4) Tumor cells that undergo cell death can promote angiogenesis through the release of free nucleosomes or nucleosomes found in apoptotic bodies:

– A Procyon scientist shows for the first time the induction of angiogenesis by nucleosomes released from apoptotic tumor cells. Research findings reveal that nucleosomes mimicked heparan sulfate and bound to the pro-angiogenic factors FGF-2 (fibroblast growth factor-2), VEGF (vascular endothelial growth factor) and TGF-B (transforming growth factor-beta), thereby enhancing the proliferation of primary fibroblasts and promoting vascularization. Procyon’s lead therapeutic ANsA based chimeric antibody, c2C5, that targets nucleosomes attached to cancer cells, and hence potentially anti-angiogenic, is currently in pre-clinical stages of development.

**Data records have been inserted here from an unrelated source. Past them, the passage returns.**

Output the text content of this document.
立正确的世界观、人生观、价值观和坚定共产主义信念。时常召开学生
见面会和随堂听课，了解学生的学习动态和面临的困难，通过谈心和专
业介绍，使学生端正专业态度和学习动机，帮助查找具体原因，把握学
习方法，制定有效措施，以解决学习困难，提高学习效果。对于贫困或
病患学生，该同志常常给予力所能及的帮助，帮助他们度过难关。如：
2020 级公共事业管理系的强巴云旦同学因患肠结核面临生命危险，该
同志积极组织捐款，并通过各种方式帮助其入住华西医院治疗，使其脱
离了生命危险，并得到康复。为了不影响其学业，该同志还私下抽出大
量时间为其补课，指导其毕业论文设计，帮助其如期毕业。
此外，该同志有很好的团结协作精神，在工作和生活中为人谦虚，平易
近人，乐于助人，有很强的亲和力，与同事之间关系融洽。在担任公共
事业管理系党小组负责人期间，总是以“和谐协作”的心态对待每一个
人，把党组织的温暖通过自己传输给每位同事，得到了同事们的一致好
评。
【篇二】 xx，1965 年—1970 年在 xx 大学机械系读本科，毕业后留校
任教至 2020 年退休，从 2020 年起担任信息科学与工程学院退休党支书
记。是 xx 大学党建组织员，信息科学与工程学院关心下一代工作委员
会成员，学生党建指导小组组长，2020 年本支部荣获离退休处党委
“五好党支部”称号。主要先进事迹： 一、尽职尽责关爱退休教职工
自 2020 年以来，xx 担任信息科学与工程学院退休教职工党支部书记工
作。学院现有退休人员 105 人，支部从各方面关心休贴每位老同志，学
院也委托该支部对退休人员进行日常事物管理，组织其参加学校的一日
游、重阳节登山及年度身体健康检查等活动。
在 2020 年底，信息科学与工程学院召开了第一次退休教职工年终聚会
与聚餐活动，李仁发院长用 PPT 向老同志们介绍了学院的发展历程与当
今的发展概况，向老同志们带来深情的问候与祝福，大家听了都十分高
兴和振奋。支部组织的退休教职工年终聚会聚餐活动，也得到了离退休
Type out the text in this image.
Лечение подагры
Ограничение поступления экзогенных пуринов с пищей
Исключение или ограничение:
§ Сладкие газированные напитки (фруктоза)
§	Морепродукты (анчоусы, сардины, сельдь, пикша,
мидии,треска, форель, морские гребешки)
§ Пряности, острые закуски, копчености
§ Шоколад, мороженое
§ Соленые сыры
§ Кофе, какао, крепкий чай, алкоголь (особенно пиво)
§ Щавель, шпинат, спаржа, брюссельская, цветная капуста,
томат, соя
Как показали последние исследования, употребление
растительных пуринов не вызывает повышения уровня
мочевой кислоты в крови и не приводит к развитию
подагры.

“We are enormously proud of the achievements of our scientists and research collaborators for the ground-breaking developments in our cancer technology platforms,” says Hans J Mader, president and chief executive officer of Procyon. “These developments, which are all subjects of patent protection, add great value to our research and clinical programs for the treatment of prostate and other cancers,” he adds.